The Fisheries Amendment Bill, in not explicitly addressing bottom trawling with the proposed new regulations, creates an environment where bottom trawling and its devastating impacts on the marine environment and fish stocks, will continue and could even incentivize this incredibly destructive practice through the relaxation of camera footage processes and by-catch rules.
New Zealand is:
- The only country in the South Pacific that still allows bottom trawling on seamounts
- The only country whose vessels have bottom trawled in the South Pacific Regional Fisheries Management Organisation (SPRFMO) regulatory area since 2019.
- One of only seven countries still conducting bottom trawling in international waters
Recommendation: We urge the Committee to incorporate specific measures to address bottom trawling. These should include:
- Ban all bottom trawling by New Zealand fishing companies in the medium and long term.
- In the short term ban Bottom Trawling on Seamounts and Vulnerable Marine Ecosystems (VMEs): Explicitly prohibit bottom-contact gear on seamounts and other identified VMEs to protect unique and fragile deep-sea habitats
- Provide regulatory or financial incentives for fishers to transition to long-lining, potting, or other low-impact methods that minimize seabed disturbance and by-catch.
- Mandatory Habitat Impact Assessments: Require comprehensive environmental impact assessments (EIAs) specifically for bottom trawling activities before any multi-year catch limits are set or renewed.
- Public Transparency of Trawl Impacts: Ensure public access to camera footage of trawling operations to maintain transparency and accountability.
- Spatial Closures for Recovery: Utilize management procedures to establish and enforce no-trawl zones in areas identified as critical habitats or those requiring ecological recovery.
7. Impact of Climate Change on Fisheries Management
Concern: New Zealand’s marine environment is rapidly experiencing significant impacts from climate change, including rising sea temperatures, marine heatwaves, and shifting fish distributions.
The current Bill, with its emphasis on multi- year catch decisions and a tiered information framework that can be permissive for data-poor stocks, is ill-equipped to respond to the rapid and unpredictable changes driven by climate change.
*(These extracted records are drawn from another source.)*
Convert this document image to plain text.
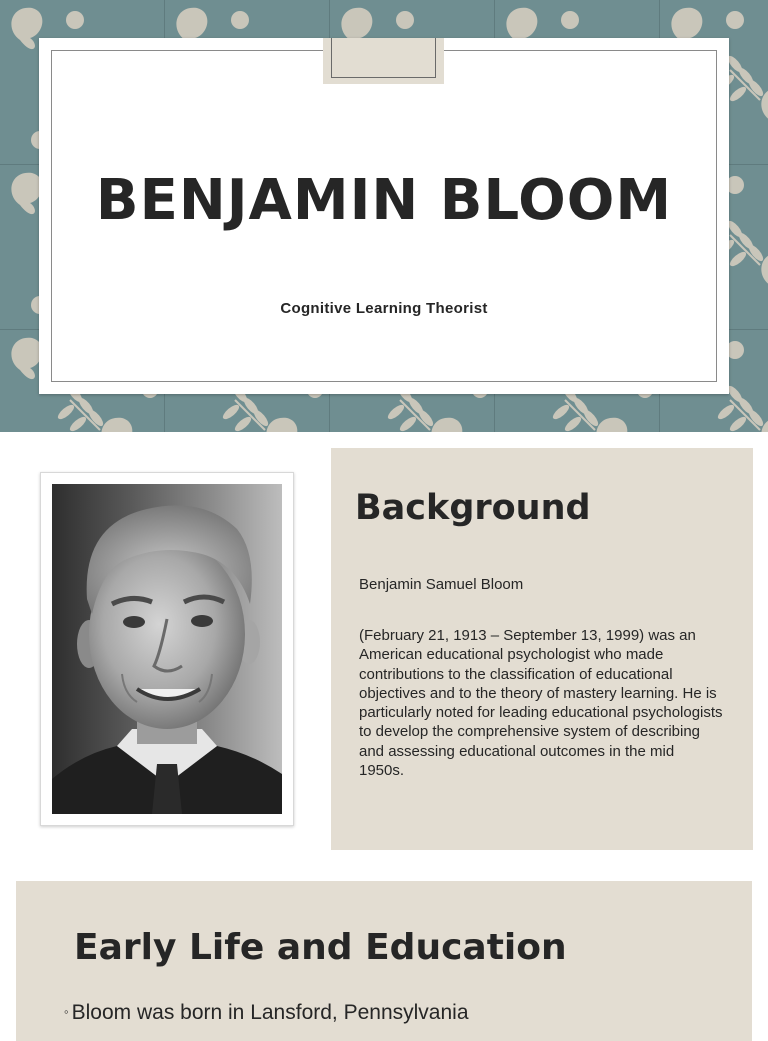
BENJAMIN BLOOM
Cognitive Learning Theorist
Background
Benjamin Samuel Bloom
(February 21, 1913 – September 13, 1999) was an American educational psychologist who made contributions to the classification of educational objectives and to the theory of mastery learning. He is particularly noted for leading educational psychologists to develop the comprehensive system of describing and assessing educational outcomes in the mid 1950s.
Early Life and Education
◦ Bloom was born in Lansford, Pennsylvania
This lack of adaptive capacity risks exacerbating the vulnerability of fish stocks and marine ecosystems].
Recommendation: The Fisheries Amendment Bill must explicitly integrate climate change considerations into its core framework. This includes:
• Climate-Adaptive Catch Limits: Mandate that all catch limit decisions (TAC/TACC) explicitly account for climate change projections, marine heatwave data, and observed shifts in fish populations.
• Shorten Review Cycles for Vulnerable Stocks: Require annual or more frequent reviews for stocks identified as climate-vulnerable or those showing significant range shifts, moving away from rigid multi-year decisions.
• Protect Climate Refugia: Prohibit destructive fishing methods, such as bottom trawling, in areas that serve as thermal refuges or critical habitats for species displaced by warming waters.
• Dynamic Management Areas: Develop mechanisms to adjust management boundaries quickly as fish stocks shift their geographic ranges, ensuring that newly arrived or displaced stocks are not over-exploited due to outdated management zones.
Conclusion
The New Zealand Fisheries Amendment Bill, in its current form, contains provisions that threaten the short, medium and long-term health and sustainability of New Zealand’s marine environment.
We believe that a truly sustainable and prosperous seafood sector depends on robust environmental protection, scientific integrity, and public trust.
We respectfully request the Committee to give due consideration to these concerns and recommendations.